Why doesn't a+++++b work?

Question

int main () {    int a = 5,b = 2;    printf("%d",a+++++b);    return 0; } 

This code gives the following error:

error: lvalue required as increment operand

But if I put spaces throughout a++ + and ++b, then it works fine.

int main () {    int a = 5,b = 2;    printf("%d",a++ + ++b);    return 0; } 

What does the error mean in the first example?

Answer 1

Compilers are written in stages. The first stage is called the lexer and turns characters into a symbolic structure. So "++" becomes something like an enum SYMBOL_PLUSPLUS. Later, the parser stage turns this into an abstract syntax tree, but it can't change the symbols. You can affect the lexer by inserting spaces (which end symbols unless they are in quotes).

Normal lexers are greedy (with some exceptions), so your code is being interpreted as

a++ ++ +b 

The input to the parser is a stream of symbols, so your code would be something like:

[ SYMBOL_NAME(name = "a"),    SYMBOL_PLUS_PLUS,    SYMBOL_PLUS_PLUS,    SYMBOL_PLUS,    SYMBOL_NAME(name = "b")  ] 

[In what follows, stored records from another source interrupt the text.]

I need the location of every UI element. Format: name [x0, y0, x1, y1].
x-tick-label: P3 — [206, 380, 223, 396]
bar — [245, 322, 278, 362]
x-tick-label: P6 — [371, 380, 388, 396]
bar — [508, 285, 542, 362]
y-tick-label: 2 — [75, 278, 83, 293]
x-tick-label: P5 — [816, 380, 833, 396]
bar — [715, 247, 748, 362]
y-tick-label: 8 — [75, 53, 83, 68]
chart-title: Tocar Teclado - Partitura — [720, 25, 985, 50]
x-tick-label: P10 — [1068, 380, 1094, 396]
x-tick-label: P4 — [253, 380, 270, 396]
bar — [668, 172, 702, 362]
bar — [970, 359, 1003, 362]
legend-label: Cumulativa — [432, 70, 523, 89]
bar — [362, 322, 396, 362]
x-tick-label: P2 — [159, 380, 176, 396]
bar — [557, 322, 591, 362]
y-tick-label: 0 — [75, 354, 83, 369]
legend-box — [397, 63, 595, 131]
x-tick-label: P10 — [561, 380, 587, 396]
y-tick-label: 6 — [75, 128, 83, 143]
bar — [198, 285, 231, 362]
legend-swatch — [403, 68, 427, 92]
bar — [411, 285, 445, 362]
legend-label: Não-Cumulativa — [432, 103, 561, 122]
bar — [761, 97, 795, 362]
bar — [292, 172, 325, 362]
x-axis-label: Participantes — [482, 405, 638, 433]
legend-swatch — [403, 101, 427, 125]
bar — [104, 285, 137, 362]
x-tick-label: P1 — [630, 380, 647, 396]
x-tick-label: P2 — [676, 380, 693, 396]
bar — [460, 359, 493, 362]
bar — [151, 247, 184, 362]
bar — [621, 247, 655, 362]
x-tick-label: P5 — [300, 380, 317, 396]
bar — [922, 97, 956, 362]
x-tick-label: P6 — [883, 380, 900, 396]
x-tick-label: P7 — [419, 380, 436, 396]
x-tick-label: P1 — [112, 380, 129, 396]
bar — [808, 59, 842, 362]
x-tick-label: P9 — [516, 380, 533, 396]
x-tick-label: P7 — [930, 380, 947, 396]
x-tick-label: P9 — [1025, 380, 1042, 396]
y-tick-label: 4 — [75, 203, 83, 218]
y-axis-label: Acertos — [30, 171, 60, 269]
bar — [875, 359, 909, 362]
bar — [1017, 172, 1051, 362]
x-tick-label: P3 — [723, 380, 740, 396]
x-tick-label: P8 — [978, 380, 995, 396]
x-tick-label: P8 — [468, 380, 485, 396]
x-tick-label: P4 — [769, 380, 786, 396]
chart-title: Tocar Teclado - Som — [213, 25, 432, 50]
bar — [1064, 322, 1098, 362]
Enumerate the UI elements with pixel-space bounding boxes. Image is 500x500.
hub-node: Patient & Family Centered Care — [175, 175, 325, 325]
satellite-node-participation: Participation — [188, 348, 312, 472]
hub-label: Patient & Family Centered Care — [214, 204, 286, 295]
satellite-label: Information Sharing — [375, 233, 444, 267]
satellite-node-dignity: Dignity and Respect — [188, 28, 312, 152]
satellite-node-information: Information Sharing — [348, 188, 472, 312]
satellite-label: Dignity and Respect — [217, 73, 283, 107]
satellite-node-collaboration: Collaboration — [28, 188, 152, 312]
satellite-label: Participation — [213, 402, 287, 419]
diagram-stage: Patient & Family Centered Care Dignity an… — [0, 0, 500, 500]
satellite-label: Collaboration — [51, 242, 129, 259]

Which the parser thinks is syntactically incorrect. (EDIT based on comments: Semantically incorrect because you cannot apply ++ to an r-value, which a++ results in)

a+++b  

is

a++ +b 

Which is ok. So are your other examples.

Answer 2

printf("%d",a+++++b); is interpreted as (a++)++ + b according to the Maximal Munch Rule^!.

++ (postfix) doesn't evaluate to an lvalue but it requires its operand to be an lvalue.

_{! 6.4/4 says the next preprocessing token is the longest sequence of characters that could constitute a preprocessing token"}